Arrestato ricercato per gravi reati
Le forze dell'ordine hanno fermato Salvatore Chisari, un uomo di 44 anni. L'operazione è stata condotta dalla Guardia di Finanza. I militari provenivano dal nucleo Pef di Catania e dalla compagnia di Riposto. L'arresto è avvenuto nella città di Giarre.
Chisari era ricercato da diverse settimane. Aveva due ordini di carcerazione a suo carico. Entrambi sono stati emessi nel mese di marzo. L'uomo doveva scontare una pena per diversi crimini.
Condanne per tentato omicidio e furto
Uno degli ordini riguardava un furto aggravato. Il reato era stato commesso in un esercizio commerciale. Il luogo del furto era San Giovanni la Punta. L'altro ordine era legato a una condanna definitiva. La pena inflitta era di cinque anni e due mesi di reclusione. La condanna era per il reato di tentato omicidio.
La sentenza definitiva deriva da un processo importante. Questo processo era nato da una sparatoria. L'evento risale all'8 agosto 2020. La sparatoria avvenne nel rione Librino, a Catania. Coinvolse due gruppi mafiosi rivali. Si trattava dei Cursoti milanesi e del clan Cappello. In quell'occasione persero la vita due persone. Diversi altri individui rimasero feriti.
La cattura in una villa
Salvatore Chisari è stato rintracciato e catturato. Si nascondeva in una villa situata a Giarre. L'uomo cercava di evitare il suo arresto. La sua latitanza è quindi terminata. Dopo la cattura, è stato trasferito in carcere. La sua destinazione è il carcere di Catania Bicocca. L'operazione si è conclusa senza incidenti.
La Guardia di Finanza ha confermato l'arresto. L'operazione rientra nell'ambito della lotta alla criminalità. La ricerca di latitanti è una priorità per le forze dell'ordine. L'arresto di Chisari rappresenta un successo. La sua cattura toglie dalla circolazione un individuo pericoloso. L'uomo dovrà ora scontare la pena inflitta dai tribunali. La giustizia ha fatto il suo corso. La comunità locale può sentirsi più sicura.

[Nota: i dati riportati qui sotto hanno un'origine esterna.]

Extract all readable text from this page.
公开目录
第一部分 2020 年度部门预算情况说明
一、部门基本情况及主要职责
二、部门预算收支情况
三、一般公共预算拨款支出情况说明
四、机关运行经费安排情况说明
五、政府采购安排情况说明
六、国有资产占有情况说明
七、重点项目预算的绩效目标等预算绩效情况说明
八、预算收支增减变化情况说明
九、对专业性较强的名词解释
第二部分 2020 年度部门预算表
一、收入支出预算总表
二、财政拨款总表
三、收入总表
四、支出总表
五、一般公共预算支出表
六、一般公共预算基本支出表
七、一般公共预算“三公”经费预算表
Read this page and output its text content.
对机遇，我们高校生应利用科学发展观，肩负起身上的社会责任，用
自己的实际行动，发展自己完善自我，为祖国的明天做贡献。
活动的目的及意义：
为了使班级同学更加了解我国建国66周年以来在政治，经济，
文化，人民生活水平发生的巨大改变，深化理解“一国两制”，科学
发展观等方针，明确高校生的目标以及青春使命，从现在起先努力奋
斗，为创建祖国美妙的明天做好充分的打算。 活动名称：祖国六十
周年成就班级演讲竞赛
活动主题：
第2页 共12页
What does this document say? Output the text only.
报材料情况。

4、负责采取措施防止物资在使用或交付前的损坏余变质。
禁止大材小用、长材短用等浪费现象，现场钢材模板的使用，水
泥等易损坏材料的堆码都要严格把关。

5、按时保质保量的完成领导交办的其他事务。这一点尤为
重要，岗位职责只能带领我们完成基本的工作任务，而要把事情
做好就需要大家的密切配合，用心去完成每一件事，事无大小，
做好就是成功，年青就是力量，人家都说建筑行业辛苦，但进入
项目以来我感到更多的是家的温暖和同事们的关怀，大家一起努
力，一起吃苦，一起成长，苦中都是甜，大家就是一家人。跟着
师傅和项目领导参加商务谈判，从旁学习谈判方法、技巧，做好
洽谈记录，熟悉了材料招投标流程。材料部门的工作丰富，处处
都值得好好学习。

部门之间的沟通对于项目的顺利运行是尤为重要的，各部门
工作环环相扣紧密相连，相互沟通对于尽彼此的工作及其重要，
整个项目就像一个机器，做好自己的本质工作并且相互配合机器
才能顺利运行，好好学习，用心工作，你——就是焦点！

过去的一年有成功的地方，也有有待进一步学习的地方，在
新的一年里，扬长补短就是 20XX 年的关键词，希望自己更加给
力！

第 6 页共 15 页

L'indagine che ha portato alla condanna per tentato omicidio è stata complessa. Ha richiesto un lungo lavoro investigativo. La ricostruzione dei fatti è stata meticolosa. Le prove raccolte hanno permesso di identificare i responsabili. Chisari era uno dei soggetti coinvolti. La sua fuga non gli ha permesso di sottrarsi alla giustizia. La collaborazione tra diverse unità della Guardia di Finanza è stata fondamentale. L'efficacia delle operazioni sul territorio è stata dimostrata ancora una volta. L'attenzione resta alta per garantire la sicurezza dei cittadini.